Konferans, genel seçimlerden henüz çıkan günümüz İran'ında neler oluyor, İran nereye doğru gidiyor sorularına yanıt getirmeyi hedefliyordu. Bu yönde Tahran'dan henüz dönmüş olan ve İran'daki gelişmeleri yirmi yıldır takip eden Il Sole 24 0re'nin Yakın Doğu muhabiri Alberto Negri ilk sözü aldı.
Negri: "Muhafazakarlar Çin örneğini izliyor"
Negri, seçim öncesi dönemde İran'daki üniversite öğrencilerinin reform taleplerine yönelik eylemleri çok önemli bulduğunu, bazılarının İran'daki öğrenci hareketini Çin'de Tiananmen meydanında yaşananlarla karşılaştırdığına dikkat çekti.
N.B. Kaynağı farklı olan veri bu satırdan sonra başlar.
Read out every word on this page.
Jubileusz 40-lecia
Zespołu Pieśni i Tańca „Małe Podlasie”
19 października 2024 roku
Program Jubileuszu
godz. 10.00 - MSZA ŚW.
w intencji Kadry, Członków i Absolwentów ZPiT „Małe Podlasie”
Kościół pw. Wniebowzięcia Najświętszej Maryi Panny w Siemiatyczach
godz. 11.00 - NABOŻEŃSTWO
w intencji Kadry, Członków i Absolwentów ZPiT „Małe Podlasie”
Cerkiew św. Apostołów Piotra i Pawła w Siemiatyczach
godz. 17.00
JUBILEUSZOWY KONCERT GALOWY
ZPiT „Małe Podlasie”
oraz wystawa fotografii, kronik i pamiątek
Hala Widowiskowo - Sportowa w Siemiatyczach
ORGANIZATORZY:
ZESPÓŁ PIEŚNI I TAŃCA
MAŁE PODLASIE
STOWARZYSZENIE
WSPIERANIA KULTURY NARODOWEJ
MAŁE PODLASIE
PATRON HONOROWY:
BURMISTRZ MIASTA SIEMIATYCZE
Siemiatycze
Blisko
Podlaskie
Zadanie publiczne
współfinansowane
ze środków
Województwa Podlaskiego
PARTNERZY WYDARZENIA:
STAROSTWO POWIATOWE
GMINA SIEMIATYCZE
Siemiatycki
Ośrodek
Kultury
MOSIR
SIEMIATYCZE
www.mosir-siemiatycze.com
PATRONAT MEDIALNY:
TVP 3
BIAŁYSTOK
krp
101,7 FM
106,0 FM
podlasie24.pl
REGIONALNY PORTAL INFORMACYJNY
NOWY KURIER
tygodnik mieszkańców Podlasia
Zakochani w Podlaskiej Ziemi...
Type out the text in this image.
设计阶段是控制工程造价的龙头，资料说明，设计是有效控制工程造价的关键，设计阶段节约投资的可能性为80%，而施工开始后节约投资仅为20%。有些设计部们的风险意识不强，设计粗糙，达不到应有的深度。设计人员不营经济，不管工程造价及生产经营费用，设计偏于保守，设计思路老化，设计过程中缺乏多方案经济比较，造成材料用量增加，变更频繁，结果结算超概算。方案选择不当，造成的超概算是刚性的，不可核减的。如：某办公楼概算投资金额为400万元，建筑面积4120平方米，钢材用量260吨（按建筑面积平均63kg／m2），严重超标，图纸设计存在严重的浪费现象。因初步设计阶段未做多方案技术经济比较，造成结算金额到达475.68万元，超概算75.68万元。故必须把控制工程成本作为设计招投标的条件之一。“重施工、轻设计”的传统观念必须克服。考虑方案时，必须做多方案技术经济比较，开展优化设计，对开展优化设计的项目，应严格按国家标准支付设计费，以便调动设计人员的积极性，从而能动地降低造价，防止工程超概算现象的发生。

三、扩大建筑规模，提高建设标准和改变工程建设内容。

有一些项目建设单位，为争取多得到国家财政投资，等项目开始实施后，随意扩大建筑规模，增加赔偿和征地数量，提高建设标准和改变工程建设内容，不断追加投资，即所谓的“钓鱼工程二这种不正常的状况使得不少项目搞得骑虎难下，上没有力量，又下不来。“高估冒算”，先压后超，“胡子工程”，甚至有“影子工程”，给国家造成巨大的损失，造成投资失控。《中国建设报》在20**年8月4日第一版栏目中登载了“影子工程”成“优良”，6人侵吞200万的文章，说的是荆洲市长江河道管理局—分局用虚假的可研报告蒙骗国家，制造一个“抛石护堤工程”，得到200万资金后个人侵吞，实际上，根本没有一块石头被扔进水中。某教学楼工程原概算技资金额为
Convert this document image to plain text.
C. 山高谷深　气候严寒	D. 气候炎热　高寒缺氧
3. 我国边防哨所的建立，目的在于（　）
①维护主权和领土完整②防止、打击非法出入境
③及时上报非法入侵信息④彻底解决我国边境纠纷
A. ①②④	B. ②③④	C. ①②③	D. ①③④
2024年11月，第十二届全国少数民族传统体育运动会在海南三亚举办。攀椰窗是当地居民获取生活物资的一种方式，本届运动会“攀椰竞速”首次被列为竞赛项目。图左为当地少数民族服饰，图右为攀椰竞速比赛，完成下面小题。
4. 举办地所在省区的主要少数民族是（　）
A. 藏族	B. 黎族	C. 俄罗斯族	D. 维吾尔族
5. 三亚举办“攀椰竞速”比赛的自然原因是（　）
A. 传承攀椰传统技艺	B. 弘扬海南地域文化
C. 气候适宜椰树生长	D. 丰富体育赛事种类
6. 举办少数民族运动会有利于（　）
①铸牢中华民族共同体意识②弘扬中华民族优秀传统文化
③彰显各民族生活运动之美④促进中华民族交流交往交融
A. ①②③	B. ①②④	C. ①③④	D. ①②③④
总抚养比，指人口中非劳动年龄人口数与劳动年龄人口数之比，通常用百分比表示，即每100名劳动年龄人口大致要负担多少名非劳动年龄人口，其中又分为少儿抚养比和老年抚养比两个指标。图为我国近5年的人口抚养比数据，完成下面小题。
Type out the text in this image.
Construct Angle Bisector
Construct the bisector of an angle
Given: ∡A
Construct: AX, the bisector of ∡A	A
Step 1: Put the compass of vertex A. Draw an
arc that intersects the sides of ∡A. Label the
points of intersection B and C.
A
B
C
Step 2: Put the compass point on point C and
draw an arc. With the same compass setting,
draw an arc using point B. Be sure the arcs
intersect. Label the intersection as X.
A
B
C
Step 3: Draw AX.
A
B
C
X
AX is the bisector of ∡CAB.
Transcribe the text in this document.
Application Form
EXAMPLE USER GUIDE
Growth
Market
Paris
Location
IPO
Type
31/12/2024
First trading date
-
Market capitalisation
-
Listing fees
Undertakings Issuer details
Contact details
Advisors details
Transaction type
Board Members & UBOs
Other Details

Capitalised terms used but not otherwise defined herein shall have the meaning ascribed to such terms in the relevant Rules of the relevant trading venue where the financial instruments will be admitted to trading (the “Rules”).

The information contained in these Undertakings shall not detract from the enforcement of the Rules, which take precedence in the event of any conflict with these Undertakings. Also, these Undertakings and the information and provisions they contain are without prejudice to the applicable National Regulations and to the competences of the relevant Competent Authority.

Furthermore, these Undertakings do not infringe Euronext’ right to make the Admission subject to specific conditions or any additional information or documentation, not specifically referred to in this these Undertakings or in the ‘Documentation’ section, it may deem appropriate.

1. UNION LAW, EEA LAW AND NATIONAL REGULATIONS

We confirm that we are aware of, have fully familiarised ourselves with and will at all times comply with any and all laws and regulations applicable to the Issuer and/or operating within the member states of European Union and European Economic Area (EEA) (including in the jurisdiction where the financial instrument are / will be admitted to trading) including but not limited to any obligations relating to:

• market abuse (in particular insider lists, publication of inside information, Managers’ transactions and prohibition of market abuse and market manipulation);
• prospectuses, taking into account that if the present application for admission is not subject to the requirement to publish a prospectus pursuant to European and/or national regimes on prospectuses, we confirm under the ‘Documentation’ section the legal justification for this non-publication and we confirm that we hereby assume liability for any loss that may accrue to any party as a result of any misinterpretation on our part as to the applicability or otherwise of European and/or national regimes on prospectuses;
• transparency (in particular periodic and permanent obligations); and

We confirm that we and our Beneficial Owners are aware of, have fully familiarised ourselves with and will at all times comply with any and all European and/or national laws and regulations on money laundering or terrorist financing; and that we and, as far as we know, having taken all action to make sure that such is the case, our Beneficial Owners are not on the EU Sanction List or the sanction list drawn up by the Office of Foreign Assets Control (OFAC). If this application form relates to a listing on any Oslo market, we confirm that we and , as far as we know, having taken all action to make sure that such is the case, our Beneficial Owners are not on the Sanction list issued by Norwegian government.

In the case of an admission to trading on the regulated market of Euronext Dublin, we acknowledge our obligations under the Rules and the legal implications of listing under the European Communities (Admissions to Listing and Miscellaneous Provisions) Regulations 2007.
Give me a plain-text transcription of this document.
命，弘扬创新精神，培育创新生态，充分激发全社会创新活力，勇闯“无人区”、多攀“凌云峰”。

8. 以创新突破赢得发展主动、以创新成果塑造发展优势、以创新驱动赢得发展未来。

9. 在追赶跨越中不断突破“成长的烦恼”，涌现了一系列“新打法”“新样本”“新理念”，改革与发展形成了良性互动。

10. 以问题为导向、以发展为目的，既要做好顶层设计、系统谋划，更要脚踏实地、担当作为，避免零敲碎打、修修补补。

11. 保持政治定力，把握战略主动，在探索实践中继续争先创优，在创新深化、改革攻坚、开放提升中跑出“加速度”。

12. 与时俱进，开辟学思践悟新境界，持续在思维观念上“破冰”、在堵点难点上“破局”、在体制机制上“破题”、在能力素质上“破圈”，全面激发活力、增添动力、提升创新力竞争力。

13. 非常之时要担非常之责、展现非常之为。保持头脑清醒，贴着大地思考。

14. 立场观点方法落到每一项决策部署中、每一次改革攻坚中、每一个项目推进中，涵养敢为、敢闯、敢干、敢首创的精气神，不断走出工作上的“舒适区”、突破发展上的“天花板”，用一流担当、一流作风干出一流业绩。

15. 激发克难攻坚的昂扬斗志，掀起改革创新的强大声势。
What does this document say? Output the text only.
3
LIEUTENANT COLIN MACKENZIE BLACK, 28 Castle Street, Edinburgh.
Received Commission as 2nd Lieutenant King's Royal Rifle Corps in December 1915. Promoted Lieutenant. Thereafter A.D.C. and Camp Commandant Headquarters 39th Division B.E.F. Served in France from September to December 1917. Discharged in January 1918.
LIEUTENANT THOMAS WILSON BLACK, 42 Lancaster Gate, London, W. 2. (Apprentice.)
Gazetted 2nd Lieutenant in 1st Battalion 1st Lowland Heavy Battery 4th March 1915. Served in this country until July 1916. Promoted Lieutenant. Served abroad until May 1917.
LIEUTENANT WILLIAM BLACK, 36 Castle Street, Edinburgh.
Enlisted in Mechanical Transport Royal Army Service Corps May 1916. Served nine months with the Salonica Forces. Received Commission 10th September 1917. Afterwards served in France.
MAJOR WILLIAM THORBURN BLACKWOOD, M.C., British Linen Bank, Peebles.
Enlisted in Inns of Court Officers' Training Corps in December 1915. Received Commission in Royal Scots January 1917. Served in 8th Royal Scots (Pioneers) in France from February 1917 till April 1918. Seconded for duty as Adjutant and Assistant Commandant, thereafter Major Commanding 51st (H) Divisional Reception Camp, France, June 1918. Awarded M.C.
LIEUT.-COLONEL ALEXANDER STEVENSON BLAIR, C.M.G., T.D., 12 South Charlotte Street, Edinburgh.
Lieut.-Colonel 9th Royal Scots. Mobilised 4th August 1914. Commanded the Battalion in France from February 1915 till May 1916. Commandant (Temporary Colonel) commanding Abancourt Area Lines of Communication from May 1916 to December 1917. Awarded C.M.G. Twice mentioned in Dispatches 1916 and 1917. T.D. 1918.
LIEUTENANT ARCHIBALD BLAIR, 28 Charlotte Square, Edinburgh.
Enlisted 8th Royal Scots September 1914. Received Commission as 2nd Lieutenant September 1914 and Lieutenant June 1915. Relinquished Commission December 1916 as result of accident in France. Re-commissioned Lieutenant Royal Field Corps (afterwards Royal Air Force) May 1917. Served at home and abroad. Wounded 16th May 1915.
Negri öğrencilerin İran tarihinde her zaman önemli bir rol üstlendiğini ancak bu son seçimler öncesi dönemde İranlı reformcuların öğrencilere gereken desteği vermediğini söyledi.
Newsweek dergisinde yer alan bir haberde İranlı üniversite öğrencilerinin yeterli politik birikime sahip olmadıklarına dikkat çekiliyordu. Negri'nin başkent Tahran'daki tanıklığı da dergideki yorumu destekler nitelikte çünkü İtalyan gazetecinin gözlemine göre İran'daki üniversitelerde siyasi bir birikime sahip öğrencilerin oranı yüzde 15'i geçmiyor.
Negri'nin Tahran sokaklarında gündelik yaşama dair bir başka gözlemi ise din-devlet işbirliğinin yanı sıra din-ekonomi ilişkileri de oldukça içli-dışlı İran'da. İranlı yeni muhafazakarlar Negri'nin aktardığına göre, modern ve pragmatik bir İran'ın özlemi içinde. Çin'de uygulamaya çalışılan liberal ekonominin bir benzerini model edinmek istiyorlar.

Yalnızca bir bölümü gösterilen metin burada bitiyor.